From an analytical perspective, the way you calculate CLV depends on 1) whether the relationship your customers have with you is contractual or non-contractual and 2) whether their transactions are continuous (any amount) or discrete (prescribed amount). Contractual businesses such as insurance or subscription-based service providers typically calculate CLV using a customer retention model to predict the number of periods before a customer churns. Non-contractual businesses like retailers have it more difficult and must deploy probabilistic models to predict the likelihood of each future purchase. Similarly, companies with discrete transactions of known amounts need only predict retention, while companies with continuous transactions must take a probabilistic approach to predicting each future transaction's value.
Allant: Other than allocating marketing spend, what are the most typical use cases for CLV?
BP: Many brands use CLV across the customer lifecycle. At the beginning of the life cycle, companies use CLV to target prospects who look like current high value customers. Later, companies use it to identify cross-sell and upsell opportunities. At the end of the customer life cycle, CLV can be a key factor in determining which customers to target with retention incentives.
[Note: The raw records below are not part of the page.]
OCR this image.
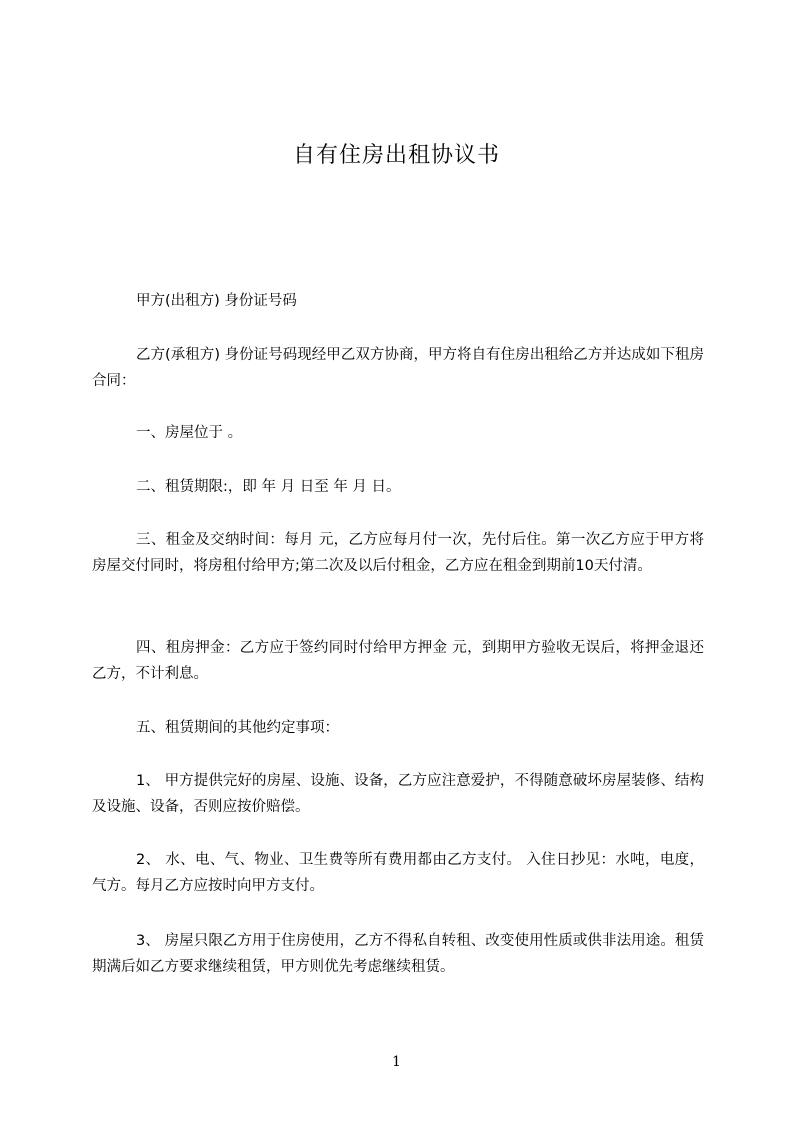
自有住房出租协议书
甲方(出租方) 身份证号码
乙方(承租方) 身份证号码现经甲乙双方协商，甲方将自有住房出租给乙方并达成如下租房合同：
一、房屋位于 。
二、租赁期限:，即 年 月 日至 年 月 日。
三、租金及交纳时间：每月 元，乙方应每月付一次，先付后住。第一次乙方应于甲方将房屋交付同时，将房租付给甲方;第二次及以后付租金，乙方应在租金到期前10天付清。
四、租房押金：乙方应于签约同时付给甲方押金 元，到期甲方验收无误后，将押金退还乙方，不计利息。
五、租赁期间的其他约定事项：
1、 甲方提供完好的房屋、设施、设备，乙方应注意爱护，不得随意破坏房屋装修、结构及设施、设备，否则应按价赔偿。
2、 水、电、气、物业、卫生费等所有费用都由乙方支付。 入住日抄见：水吨，电度，气方。每月乙方应按时向甲方支付。
3、 房屋只限乙方用于住房使用，乙方不得私自转租、改变使用性质或供非法用途。租赁期满后如乙方要求继续租赁，甲方则优先考虑继续租赁。
1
CLV can also help inform strategic decisions, such as whether to enter a new market or acquire another business. Instead of employing a one-size-fits-all approach to customer value, some organizations are starting to determine the effect these decisions would have on customer composition and therefore their long-term financial impact. One music subscription service has started to use CLV to determine which artists' work to license and how much to pay for it with the goal of increasing the total CLV of its listener.